Wampanoag Country Club
- Interactive map of Wampanoag Country Club

Club information
- Location: West Hartford, Connecticut, U.S.
- Established: 1924
- Type: Private
- Operator: Isaac W. Storandt
- Tota holes: 18
- Tournaments: Connecticut Amateur: 1930, 1939, 1955, 1963, 1973, 1982, 2003; Connecticut Open: 1932, 1937, 1940, 1950, 1968, 1980; New England Amateur: 1960;
- Website: https://www.wampanoagcc.com/
- Designed by: Donald Ross (golf course architect)
- Par: 72
- Length: 7,011
- Course rating: 73.4

= Wampanoag Country Club =

Club in Connecticut, United States

Wampanoag Country Club is a country club in West Hartford, Connecticut. The club was created in the early 1920s by the famed golf course architect Donald Ross. His design was considered "one of his masterpieces" and the club hosted the Connecticut Open, PGA Tour-level event, shortly after its creation. In the 1950s, "a new era" was inaugurated when new clubhouse was created. The club has continued to host significant tournaments through the 21st century, including the Connecticut Amateur and the Connecticut Women's Open.

== History ==
In the early 1920s, 330 men from the area decided to spend $1,000 each to purchase territory near Hartford to create a country club. The club's property was acquired in April 1924.

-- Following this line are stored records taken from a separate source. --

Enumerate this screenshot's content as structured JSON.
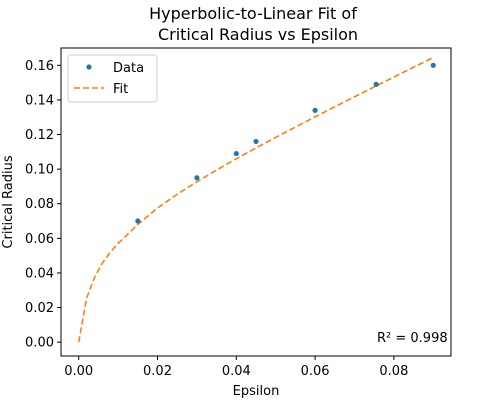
{
  "chart_data": {
    "type": "scatter",
    "title_line1": "Hyperbolic-to-Linear Fit of",
    "title_line2": "Critical Radius vs Epsilon",
    "xlabel": "Epsilon",
    "ylabel": "Critical Radius",
    "xlim": [
      -0.0045,
      0.0945
    ],
    "ylim": [
      -0.008,
      0.17
    ],
    "xticks": [
      0.0,
      0.02,
      0.04,
      0.06,
      0.08
    ],
    "xtick_labels": [
      "0.00",
      "0.02",
      "0.04",
      "0.06",
      "0.08"
    ],
    "yticks": [
      0.0,
      0.02,
      0.04,
      0.06,
      0.08,
      0.1,
      0.12,
      0.14,
      0.16
    ],
    "ytick_labels": [
      "0.00",
      "0.02",
      "0.04",
      "0.06",
      "0.08",
      "0.10",
      "0.12",
      "0.14",
      "0.16"
    ],
    "grid": false,
    "legend_position": "top-left",
    "series": [
      {
        "name": "Data",
        "kind": "points",
        "color": "#1f77b4",
        "x": [
          0.015,
          0.03,
          0.04,
          0.045,
          0.06,
          0.0755,
          0.09
        ],
        "y": [
          0.07,
          0.095,
          0.109,
          0.116,
          0.134,
          0.149,
          0.16
        ]
      },
      {
        "name": "Fit",
        "kind": "dashed-line",
        "color": "#ff7f0e",
        "x": [
          0.0,
          0.002,
          0.004,
          0.006,
          0.008,
          0.01,
          0.012,
          0.015,
          0.02,
          0.025,
          0.03,
          0.035,
          0.04,
          0.045,
          0.05,
          0.055,
          0.06,
          0.065,
          0.07,
          0.075,
          0.08,
          0.085,
          0.09
        ],
        "y": [
          0.0,
          0.0255,
          0.0374,
          0.0457,
          0.0519,
          0.0571,
          0.0614,
          0.068,
          0.0775,
          0.0855,
          0.0927,
          0.0995,
          0.106,
          0.1122,
          0.1183,
          0.1243,
          0.1302,
          0.136,
          0.1418,
          0.1475,
          0.1532,
          0.1589,
          0.1645
        ]
      }
    ],
    "annotation": "R² = 0.998"
  }
}
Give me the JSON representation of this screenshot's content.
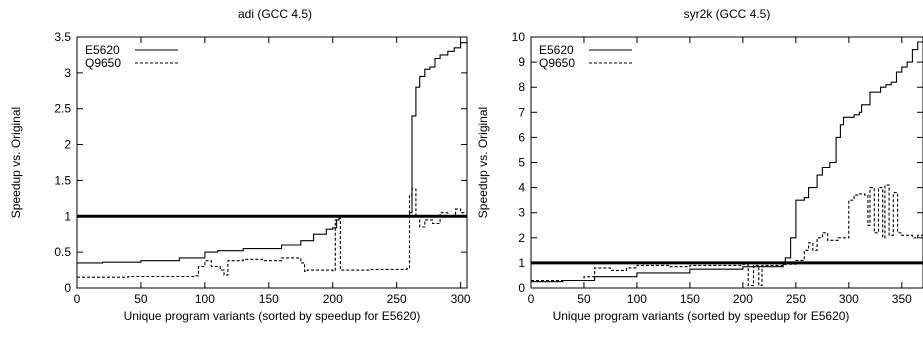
{
  "chart_data": [
    {
      "type": "line",
      "title": "adi (GCC 4.5)",
      "xlabel": "Unique program variants (sorted by speedup for E5620)",
      "ylabel": "Speedup vs. Original",
      "xlim": [
        0,
        305
      ],
      "ylim": [
        0,
        3.5
      ],
      "xticks": [
        0,
        50,
        100,
        150,
        200,
        250,
        300
      ],
      "yticks": [
        0,
        0.5,
        1,
        1.5,
        2,
        2.5,
        3,
        3.5
      ],
      "xtick_labels": [
        "0",
        "50",
        "100",
        "150",
        "200",
        "250",
        "300"
      ],
      "ytick_labels": [
        "0",
        "0.5",
        "1",
        "1.5",
        "2",
        "2.5",
        "3",
        "3.5"
      ],
      "legend_position": "top-left",
      "reference_line": 1,
      "series": [
        {
          "name": "E5620",
          "style": "solid",
          "points": [
            [
              0,
              0.35
            ],
            [
              20,
              0.36
            ],
            [
              50,
              0.38
            ],
            [
              80,
              0.42
            ],
            [
              100,
              0.5
            ],
            [
              110,
              0.52
            ],
            [
              130,
              0.55
            ],
            [
              160,
              0.6
            ],
            [
              175,
              0.66
            ],
            [
              185,
              0.75
            ],
            [
              195,
              0.82
            ],
            [
              200,
              0.84
            ],
            [
              203,
              0.95
            ],
            [
              205,
              1.0
            ],
            [
              258,
              1.0
            ],
            [
              260,
              1.05
            ],
            [
              262,
              2.4
            ],
            [
              265,
              2.8
            ],
            [
              268,
              2.95
            ],
            [
              272,
              3.05
            ],
            [
              276,
              3.08
            ],
            [
              280,
              3.2
            ],
            [
              284,
              3.25
            ],
            [
              290,
              3.3
            ],
            [
              295,
              3.35
            ],
            [
              300,
              3.42
            ],
            [
              305,
              3.45
            ]
          ]
        },
        {
          "name": "Q9650",
          "style": "dashed",
          "points": [
            [
              0,
              0.15
            ],
            [
              40,
              0.16
            ],
            [
              93,
              0.17
            ],
            [
              95,
              0.3
            ],
            [
              100,
              0.38
            ],
            [
              105,
              0.3
            ],
            [
              112,
              0.25
            ],
            [
              115,
              0.18
            ],
            [
              118,
              0.38
            ],
            [
              130,
              0.4
            ],
            [
              145,
              0.38
            ],
            [
              160,
              0.42
            ],
            [
              175,
              0.35
            ],
            [
              178,
              0.23
            ],
            [
              180,
              0.25
            ],
            [
              200,
              0.24
            ],
            [
              202,
              0.95
            ],
            [
              205,
              0.97
            ],
            [
              206,
              0.25
            ],
            [
              230,
              0.26
            ],
            [
              258,
              0.27
            ],
            [
              260,
              1.3
            ],
            [
              262,
              1.38
            ],
            [
              265,
              1.0
            ],
            [
              268,
              0.85
            ],
            [
              272,
              0.95
            ],
            [
              278,
              0.9
            ],
            [
              284,
              1.05
            ],
            [
              290,
              1.0
            ],
            [
              296,
              1.1
            ],
            [
              300,
              1.05
            ],
            [
              305,
              1.1
            ]
          ]
        }
      ]
    },
    {
      "type": "line",
      "title": "syr2k (GCC 4.5)",
      "xlabel": "Unique program variants (sorted by speedup for E5620)",
      "ylabel": "Speedup vs. Original",
      "xlim": [
        0,
        370
      ],
      "ylim": [
        0,
        10
      ],
      "xticks": [
        0,
        50,
        100,
        150,
        200,
        250,
        300,
        350
      ],
      "yticks": [
        0,
        1,
        2,
        3,
        4,
        5,
        6,
        7,
        8,
        9,
        10
      ],
      "xtick_labels": [
        "0",
        "50",
        "100",
        "150",
        "200",
        "250",
        "300",
        "350"
      ],
      "ytick_labels": [
        "0",
        "1",
        "2",
        "3",
        "4",
        "5",
        "6",
        "7",
        "8",
        "9",
        "10"
      ],
      "legend_position": "top-left",
      "reference_line": 1,
      "series": [
        {
          "name": "E5620",
          "style": "solid",
          "points": [
            [
              0,
              0.25
            ],
            [
              30,
              0.3
            ],
            [
              60,
              0.45
            ],
            [
              100,
              0.6
            ],
            [
              150,
              0.75
            ],
            [
              200,
              0.85
            ],
            [
              238,
              0.95
            ],
            [
              240,
              1.2
            ],
            [
              245,
              2.0
            ],
            [
              250,
              3.5
            ],
            [
              258,
              3.6
            ],
            [
              262,
              4.0
            ],
            [
              270,
              4.5
            ],
            [
              275,
              4.8
            ],
            [
              282,
              5.0
            ],
            [
              288,
              6.0
            ],
            [
              292,
              6.5
            ],
            [
              295,
              6.8
            ],
            [
              305,
              6.9
            ],
            [
              310,
              7.0
            ],
            [
              312,
              7.3
            ],
            [
              320,
              7.8
            ],
            [
              330,
              8.0
            ],
            [
              335,
              8.1
            ],
            [
              340,
              8.2
            ],
            [
              345,
              8.6
            ],
            [
              350,
              8.8
            ],
            [
              355,
              9.0
            ],
            [
              360,
              9.5
            ],
            [
              365,
              9.8
            ],
            [
              370,
              10.0
            ]
          ]
        },
        {
          "name": "Q9650",
          "style": "dashed",
          "points": [
            [
              0,
              0.3
            ],
            [
              50,
              0.45
            ],
            [
              60,
              0.8
            ],
            [
              75,
              0.7
            ],
            [
              90,
              0.8
            ],
            [
              100,
              0.9
            ],
            [
              130,
              0.85
            ],
            [
              150,
              0.9
            ],
            [
              200,
              0.95
            ],
            [
              205,
              0.1
            ],
            [
              210,
              0.9
            ],
            [
              215,
              0.1
            ],
            [
              218,
              0.9
            ],
            [
              240,
              0.95
            ],
            [
              250,
              1.1
            ],
            [
              258,
              1.5
            ],
            [
              262,
              1.8
            ],
            [
              266,
              1.5
            ],
            [
              270,
              2.0
            ],
            [
              275,
              2.2
            ],
            [
              280,
              1.9
            ],
            [
              290,
              2.0
            ],
            [
              300,
              3.5
            ],
            [
              305,
              3.7
            ],
            [
              310,
              3.75
            ],
            [
              315,
              3.7
            ],
            [
              318,
              2.5
            ],
            [
              320,
              4.0
            ],
            [
              324,
              2.2
            ],
            [
              328,
              4.0
            ],
            [
              332,
              2.0
            ],
            [
              334,
              4.1
            ],
            [
              338,
              2.1
            ],
            [
              342,
              3.8
            ],
            [
              346,
              2.2
            ],
            [
              350,
              2.1
            ],
            [
              360,
              2.0
            ],
            [
              365,
              2.1
            ],
            [
              370,
              2.0
            ]
          ]
        }
      ]
    }
  ]
}
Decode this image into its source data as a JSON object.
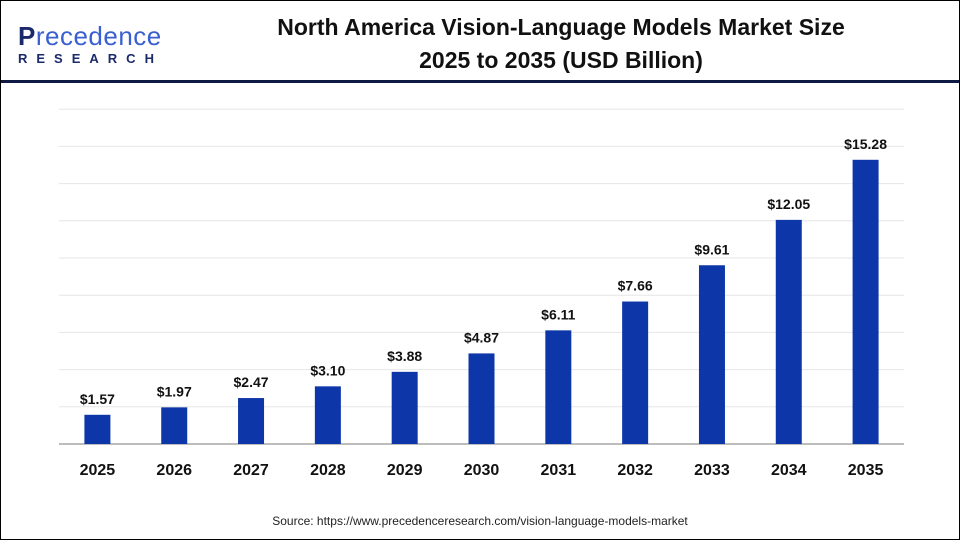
{
  "logo": {
    "line1": "Precedence",
    "line2": "RESEARCH"
  },
  "chart_data": {
    "type": "bar",
    "title": "North America Vision-Language Models Market Size 2025 to 2035 (USD Billion)",
    "title_line1": "North America Vision-Language Models Market Size",
    "title_line2": "2025 to 2035 (USD Billion)",
    "categories": [
      "2025",
      "2026",
      "2027",
      "2028",
      "2029",
      "2030",
      "2031",
      "2032",
      "2033",
      "2034",
      "2035"
    ],
    "values": [
      1.57,
      1.97,
      2.47,
      3.1,
      3.88,
      4.87,
      6.11,
      7.66,
      9.61,
      12.05,
      15.28
    ],
    "data_labels": [
      "$1.57",
      "$1.97",
      "$2.47",
      "$3.10",
      "$3.88",
      "$4.87",
      "$6.11",
      "$7.66",
      "$9.61",
      "$12.05",
      "$15.28"
    ],
    "xlabel": "",
    "ylabel": "",
    "ylim": [
      0,
      18
    ],
    "grid": true,
    "bar_color": "#0d36a8"
  },
  "source": "Source: https://www.precedenceresearch.com/vision-language-models-market"
}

The course was designed by the well-known golf course architect Donald Ross. In June 1924, builder Peter Sazio and engineer Fred Dale began work on creating the course. Shortly thereafter, "[e]ntire charge of the proposition" was given to J.G. Kanter, an "expert" golf course construction engineer. In 1925, the course was under construction. As of February 1925, everything was moving ahead of schedule. The course was to exist upon 185 acres. The course was intended to have moderate terrain, never rising above "fifty feet" with "undulations [that] gently rise and fall" and a lack of "steep hills." The engineering was known to be ahead of its time and the bunkers were intended to be "self-draining."

The members of the club also wanted a clubhouse. Construction of the clubhouse was intended to begin in the spring of 1925 and the clubhouse was expected to open concurrent with the golf course. However, building the "golf course was above expectations" and the intended clubhouse was not completed. The members decided to purchase a farmhouse on North Main Street and use that as a clubhouse.

In 1928, the golf course was complete. William B. Goodwin would be the first president. Over half a million dollars had been invested to create the club. It was also announced that the entrance membership fee was $1,000 and annual membership fees were $150. Membership was then limited to 350 people but was intended to expand to 400 people.

In the 1930s, the course began hosting significant tournaments. The club hosted the Connecticut Open, then a PGA Tour-level event, several times during this era.

In 1954, construction for a new clubhouse began. The Anderson Fairoaks Construction Company was commissioned to build the clubhouse. On January 22, 1955, the new clubhouse with "ranch-style architecture" opened. A swimming pool and locker room were new additions from the old clubhouse. According to The Hartford Courant, "[o]nly minor changes" were made to the golf course.

A few months after the opening of the new clubhouse, the course hosted the Connecticut Amateur. Wampanoag has hosted the tournament several times since then. In the late 20th and early 21st century, Wampanoag has hosted a number of other significant tournaments. In 1998, the course hosted the Kennedy Cup, an event pitting local golfers from Hartford County, Connecticut against amateur golfers from Wexford County, Ireland. In 2005, the course hosted the Connecticut Women's Open. The event was won by Elizabeth Janangelo, a member of the club.